Wiley-Liss Plenary Symposium
Fetal origins of developmental plasticity: Animal models of induced life history variation
Article first published online: 20 DEC 2004
Copyright © 2004 Wiley-Liss, Inc.
American Journal of Human Biology
Volume 17, Issue 1, pages 34–43, January/February 2005
How to Cite
Horton, T. H. (2005), Fetal origins of developmental plasticity: Animal models of induced life history variation. Am. J. Hum. Biol., 17: 34–43. doi: 10.1002/ajhb.20092
- Issue published online: 20 DEC 2004
- Article first published online: 20 DEC 2004
- Manuscript Accepted: 1 OCT 2004
- Manuscript Received: 7 SEP 2004
The interaction of the genetic program with the environment shapes the development of an individual. Accumulating data from animal models indicate that prenatal and early-postnatal events (collectively called “early-life events”) can initiate long-term changes in the expression of the genetic program which persist, or may only become apparent, much later in the individual's life.
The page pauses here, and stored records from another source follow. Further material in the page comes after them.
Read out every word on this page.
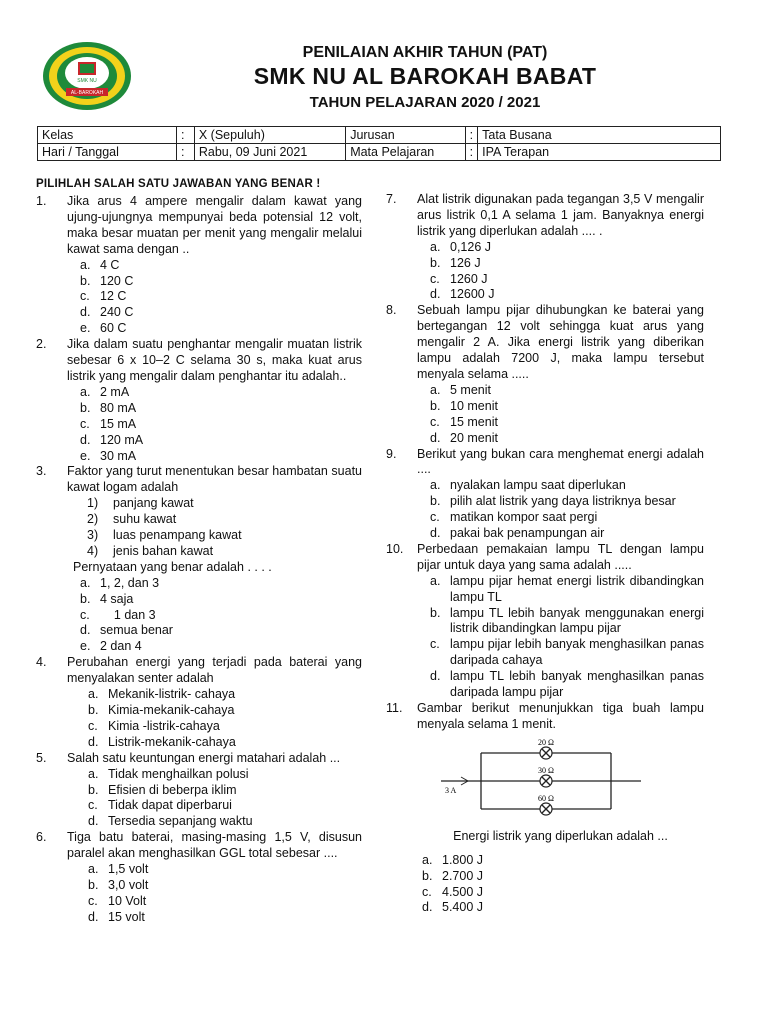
SMK NU
AL-BAROKAH
PENILAIAN AKHIR TAHUN (PAT)
SMK NU AL BAROKAH BABAT
TAHUN PELAJARAN 2020 / 2021
Kelas	:	X (Sepuluh)	Jurusan	:	Tata Busana
Hari / Tanggal	:	Rabu, 09 Juni 2021	Mata Pelajaran	:	IPA Terapan
PILIHLAH SALAH SATU JAWABAN YANG BENAR !
1.	Jika arus 4 ampere mengalir dalam kawat yang ujung-ujungnya mempunyai beda potensial 12 volt, maka besar muatan per menit yang mengalir melalui kawat sama dengan ..
a. 4 C
b. 120 C
c. 12 C
d. 240 C
e. 60 C
2.	Jika dalam suatu penghantar mengalir muatan listrik sebesar 6 x 10–2 C selama 30 s, maka kuat arus listrik yang mengalir dalam penghantar itu adalah..
a. 2 mA
b. 80 mA
c. 15 mA
d. 120 mA
e. 30 mA
3.	Faktor yang turut menentukan besar hambatan suatu kawat logam adalah
1)	panjang kawat
2)	suhu kawat
3)	luas penampang kawat
4)	jenis bahan kawat
Pernyataan yang benar adalah . . . .
a. 1, 2, dan 3
b. 4 saja
c. 1 dan 3
d. semua benar
e. 2 dan 4
4.	Perubahan energi yang terjadi pada baterai yang menyalakan senter adalah
a. Mekanik-listrik- cahaya
b. Kimia-mekanik-cahaya
c. Kimia -listrik-cahaya
d. Listrik-mekanik-cahaya
5.	Salah satu keuntungan energi matahari adalah ...
a. Tidak menghailkan polusi
b. Efisien di beberpa iklim
c. Tidak dapat diperbarui
d. Tersedia sepanjang waktu
6.	Tiga batu baterai, masing-masing 1,5 V, disusun paralel akan menghasilkan GGL total sebesar ....
a. 1,5 volt
b. 3,0 volt
c. 10 Volt
d. 15 volt
7.	Alat listrik digunakan pada tegangan 3,5 V mengalir arus listrik 0,1 A selama 1 jam. Banyaknya energi listrik yang diperlukan adalah .... .
a. 0,126 J
b. 126 J
c. 1260 J
d. 12600 J
8.	Sebuah lampu pijar dihubungkan ke baterai yang bertegangan 12 volt sehingga kuat arus yang mengalir 2 A. Jika energi listrik yang diberikan lampu adalah 7200 J, maka lampu tersebut menyala selama .....
a. 5 menit
b. 10 menit
c. 15 menit
d. 20 menit
9.	Berikut yang bukan cara menghemat energi adalah ....
a. nyalakan lampu saat diperlukan
b. pilih alat listrik yang daya listriknya besar
c. matikan kompor saat pergi
d. pakai bak penampungan air
10.	Perbedaan pemakaian lampu TL dengan lampu pijar untuk daya yang sama adalah .....
a. lampu pijar hemat energi listrik dibandingkan lampu TL
b. lampu TL lebih banyak menggunakan energi listrik dibandingkan lampu pijar
c. lampu pijar lebih banyak menghasilkan panas daripada cahaya
d. lampu TL lebih banyak menghasilkan panas daripada lampu pijar
11.	Gambar berikut menunjukkan tiga buah lampu menyala selama 1 menit.
20 Ω
30 Ω
60 Ω
3 A
Energi listrik yang diperlukan adalah ...
a. 1.800 J
b. 2.700 J
c. 4.500 J
d. 5.400 J
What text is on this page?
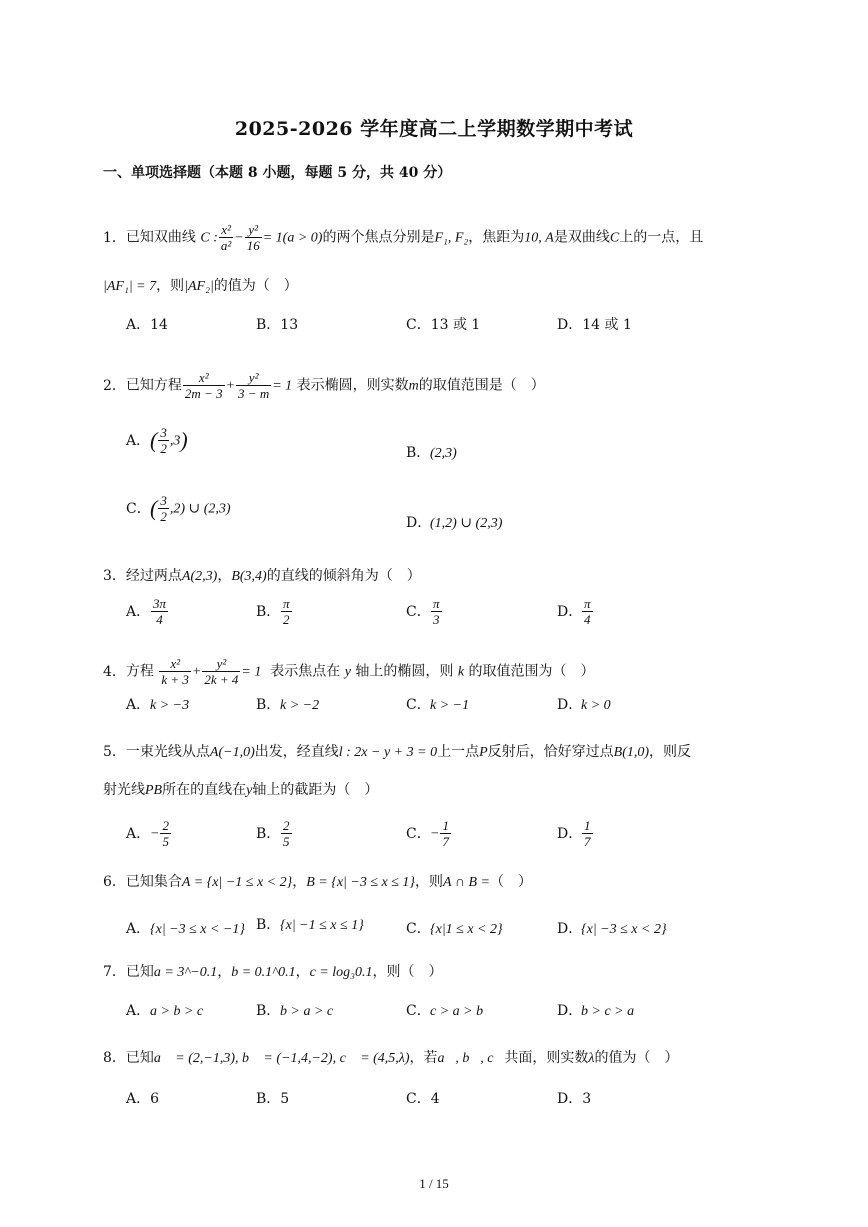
2025-2026 学年度高二上学期数学期中考试
一、单项选择题（本题 8 小题，每题 5 分，共 40 分）
1．已知双曲线 C : $\frac{\text{x²}}{\text{a²}} - \frac{\text{y²}}{16} = 1(a > 0)$的两个焦点分别是F₁, F₂，焦距为10, A是双曲线C上的一点，且
|AF₁| = 7，则|AF₂|的值为（　）
A．14	B．13	C．13 或 1	D．14 或 1
2．已知方程 $\frac{\text{x²}}{2m - 3} + \frac{\text{y²}}{3 - m} = 1$ 表示椭圆，则实数m的取值范围是（　）
A．( $\frac{3}{2} ,3$)
B．(2,3)
C．( $\frac{3}{2} ,2$) ∪ (2,3)
D．(1,2) ∪ (2,3)
3．经过两点A(2,3)，B(3,4)的直线的倾斜角为（　）
A． $\frac{3\pi}{4}$	B． $\frac{\pi}{2}$	C． $\frac{\pi}{3}$	D． $\frac{\pi}{4}$
4．方程 $\frac{\text{x²}}{k + 3} + \frac{\text{y²}}{2k + 4} = 1$ 表示焦点在 y 轴上的椭圆，则 k 的取值范围为（　）
A．k > −3	B．k > −2	C．k > −1	D．k > 0
5．一束光线从点A(−1,0)出发，经直线l : 2x − y + 3 = 0上一点P反射后，恰好穿过点B(1,0)，则反
射光线PB所在的直线在y轴上的截距为（　）
A．− $\frac{2}{5}$	B． $\frac{2}{5}$	C．− $\frac{1}{7}$	D． $\frac{1}{7}$
6．已知集合A = {x| −1 ≤ x < 2}，B = {x| −3 ≤ x ≤ 1}，则A ∩ B =（　）
A．{x| −3 ≤ x < −1} B．{x| −1 ≤ x ≤ 1}	C．{x|1 ≤ x < 2}	D．{x| −3 ≤ x < 2}
7．已知a = 3^−0.1，b = 0.1^0.1，c = log₃0.1，则（　）
A．a > b > c	B．b > a > c	C．c > a > b	D．b > c > a
8．已知a⃗ = (2,−1,3), b⃗ = (−1,4,−2), c⃗ = (4,5,λ)，若a⃗, b⃗, c⃗共面，则实数λ的值为（　）
A．6	B．5	C．4	D．3
1 / 15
Researchers working with humans or animal models of human diseases often view the effects of early-life events through the lens of pathology, with a focus on whether the events increase the risk for a particular disease. Alternatively, comparative biologists often view the effects of early-life events through the lens of evolution and adaptation by natural selection; they investigate the processes by which environmental conditions present early in life may prompt the adoption of different developmental pathways leading to alternative life histories. Examples of both approaches are presented in this article. This article reviews the concepts of phenotypic plasticity, natural selection, and evidence from animal models that early-life events can program the activity of the neuroendocrine system, at times altering life history patterns in an adaptive manner. Data from seasonally breeding rodents are used to illustrate the use of maternally derived information to alter the life history of young. In several species, the maternal system transfers photoperiodic information to the young in utero. This maternally derived information alters the response of young to photoperiods encountered later and life, producing seasonally distinct life histories. Am. J. Hum. Biol. 17:34–43, 2005. © 2004 Wiley-Liss, Inc.